A. O. Smith Corporation (NYSE:AOS) shares are up more than 16.44% this year and recently increased 1.26% or $0.62 to settle at $49.72. Big 5 Sporting Goods Corporation (NASDAQ:BGFV), on the other hand, is down -11.20% year to date as of 09/10/2019. It currently trades at $2.30 and has returned 35.29% during the past week.
A. O. Smith Corporation (NYSE:AOS) and Big 5 Sporting Goods Corporation (NASDAQ:BGFV) are the two most active stocks in the Industrial Electrical Equipment industry based on today’s trading volumes. Investor interest in the two stocks is clearly very high, but which is the better investment? To answer this question, we will compare the two companies across growth, profitability, risk, and valuation metrics, and also examine their analyst ratings and insider activity trends.
The ability to grow earnings at a compound rate over time is a crucial determinant of investment value. Analysts expect AOS to grow earnings at a 6.40% annual rate over the next 5 years. Comparatively, BGFV is expected to grow at a -6.54% annual rate. All else equal, AOS’s higher growth rate would imply a greater potential for capital appreciation.

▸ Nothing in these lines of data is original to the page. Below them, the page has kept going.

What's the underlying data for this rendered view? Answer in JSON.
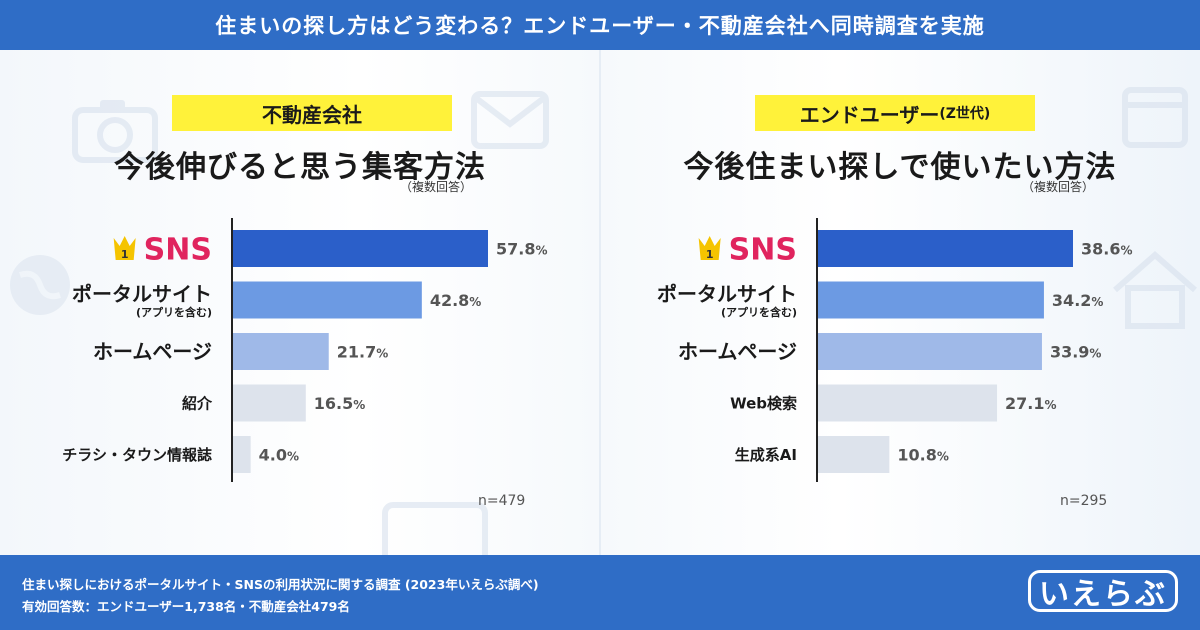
{
  "banner": {
    "title": "住まいの探し方はどう変わる？エンドユーザー・不動産会社へ同時調査を実施"
  },
  "colors": {
    "banner": "#2f6dc6",
    "highlight": "#fff23a",
    "rank1_text": "#e0245e",
    "crown": "#f5c400",
    "bars": [
      "#2b5fc9",
      "#6c9ae3",
      "#9fb9e8",
      "#dde3ec",
      "#dde3ec"
    ]
  },
  "icons": [
    "crown-icon"
  ],
  "footer": {
    "line1": "住まい探しにおけるポータルサイト・SNSの利用状況に関する調査 (2023年いえらぶ調べ)",
    "line2": "有効回答数：エンドユーザー1,738名・不動産会社479名",
    "logo": "いえらぶ"
  },
  "chart_data": [
    {
      "type": "bar",
      "orientation": "horizontal",
      "tag": "不動産会社",
      "tag_suffix": "",
      "title": "今後伸びると思う集客方法",
      "note": "（複数回答）",
      "n": "n=479",
      "rank1_badge": "1",
      "unit": "%",
      "categories": [
        {
          "label": "SNS",
          "sub": ""
        },
        {
          "label": "ポータルサイト",
          "sub": "(アプリを含む)"
        },
        {
          "label": "ホームページ",
          "sub": ""
        },
        {
          "label": "紹介",
          "sub": ""
        },
        {
          "label": "チラシ・タウン情報誌",
          "sub": ""
        }
      ],
      "values": [
        57.8,
        42.8,
        21.7,
        16.5,
        4.0
      ],
      "xlim": [
        0,
        75
      ]
    },
    {
      "type": "bar",
      "orientation": "horizontal",
      "tag": "エンドユーザー",
      "tag_suffix": "(Z世代)",
      "title": "今後住まい探しで使いたい方法",
      "note": "（複数回答）",
      "n": "n=295",
      "rank1_badge": "1",
      "unit": "%",
      "categories": [
        {
          "label": "SNS",
          "sub": ""
        },
        {
          "label": "ポータルサイト",
          "sub": "(アプリを含む)"
        },
        {
          "label": "ホームページ",
          "sub": ""
        },
        {
          "label": "Web検索",
          "sub": ""
        },
        {
          "label": "生成系AI",
          "sub": ""
        }
      ],
      "values": [
        38.6,
        34.2,
        33.9,
        27.1,
        10.8
      ],
      "xlim": [
        0,
        45
      ]
    }
  ]
}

A high growth rate isn’t necessarily valuable to investors. In fact, companies that overinvest in low return projects just to achieve a high growth rate can actually destroy shareholder value. Profitability and returns are a measure of the quality of a company’s business and its growth opportunities. We’ll use EBITDA margin and Return on Investment (ROI) to measure this., compared to an EBITDA margin of 2.29% for Big 5 Sporting Goods Corporation (BGFV). AOS’s ROI is 22.90% while BGFV has a ROI of -0.10%. The interpretation is that AOS’s business generates a higher return on investment than BGFV’s.Cash Flow
The value of a stock is simply the present value of its future free cash flows. AOS’s free cash flow (“FCF”) per share for the trailing twelve months was +0.41. Comparatively, BGFV’s free cash flow per share was +1.13. On a percent-of-sales basis, AOS’s free cash flow was 2.11% while BGFV converted 0% of its revenues into cash flow. This means that, for a given level of sales, AOS is able to generate more free cash flow for investors.
Liquidity and leverage ratios measure a company’s ability to meet short-term obligations and longer-term debts. AOS has a current ratio of 2.20 compared to 1.50 for BGFV. This means that AOS can more easily cover its most immediate liabilities over the next twelve months. AOS’s debt-to-equity ratio is 0.21 versus a D/E of 0.39 for BGFV. BGFV is therefore the more solvent of the two companies, and has lower financial risk.Valuation
AOS trades at a forward P/E of 18.48, a P/B of 4.81, and a P/S of 2.64, compared to a forward P/E of 13.53, a P/B of 0.28, and a P/S of 0.05 for BGFV. AOS is the expensive of the two stocks on an earnings, book value and sales basis. Given that earnings are what matter most to investors, analysts tend to place a greater weight on the P/E.
Analyst Price Targets and Opinions
A cheap stock is not necessarily a value stock. Most of the time, a stock is cheap for good reason. A stock only has value if the current price is substantially below the price at which it should trade in the future. AOS is currently priced at a -5.89% to its one-year price target of 52.83. Comparatively, BGFV is -54% relative to its price target of 5.00. This suggests that BGFV is the better investment over the next year.
Risk and Volatility
To gauge the market risk of a particular stock, investors use beta. Stocks with a beta above 1 are more volatile than the market as a whole. Conversely, a beta below 1 implies below average systematic risk. AOS has a beta of 1.51 and BGFV’s beta is 0.52. BGFV’s shares are therefore the less volatile of the two stocks.Insider Activity and Investor Sentiment
The analysis of insider buying and selling trends can be extended to the aggregate level. Short interest, which represents the percentage of a stock’s tradable shares currently being shorted, captures what the market as a whole feels about a stock. AOS has a short ratio of 4.78 compared to a short interest of 16.48 for BGFV. This implies that the market is currently less bearish on the outlook for AOS.
A. O. Smith Corporation (NYSE:AOS) beats Big 5 Sporting Goods Corporation (NASDAQ:BGFV) on a total of 8 of the 14 factors compared between the two stocks. AOS is growing fastly, is more profitable, generates a higher return on investment, has a higher cash conversion rate, higher liquidity and has lower financial risk. Finally, AOS has better sentiment signals based on short interest.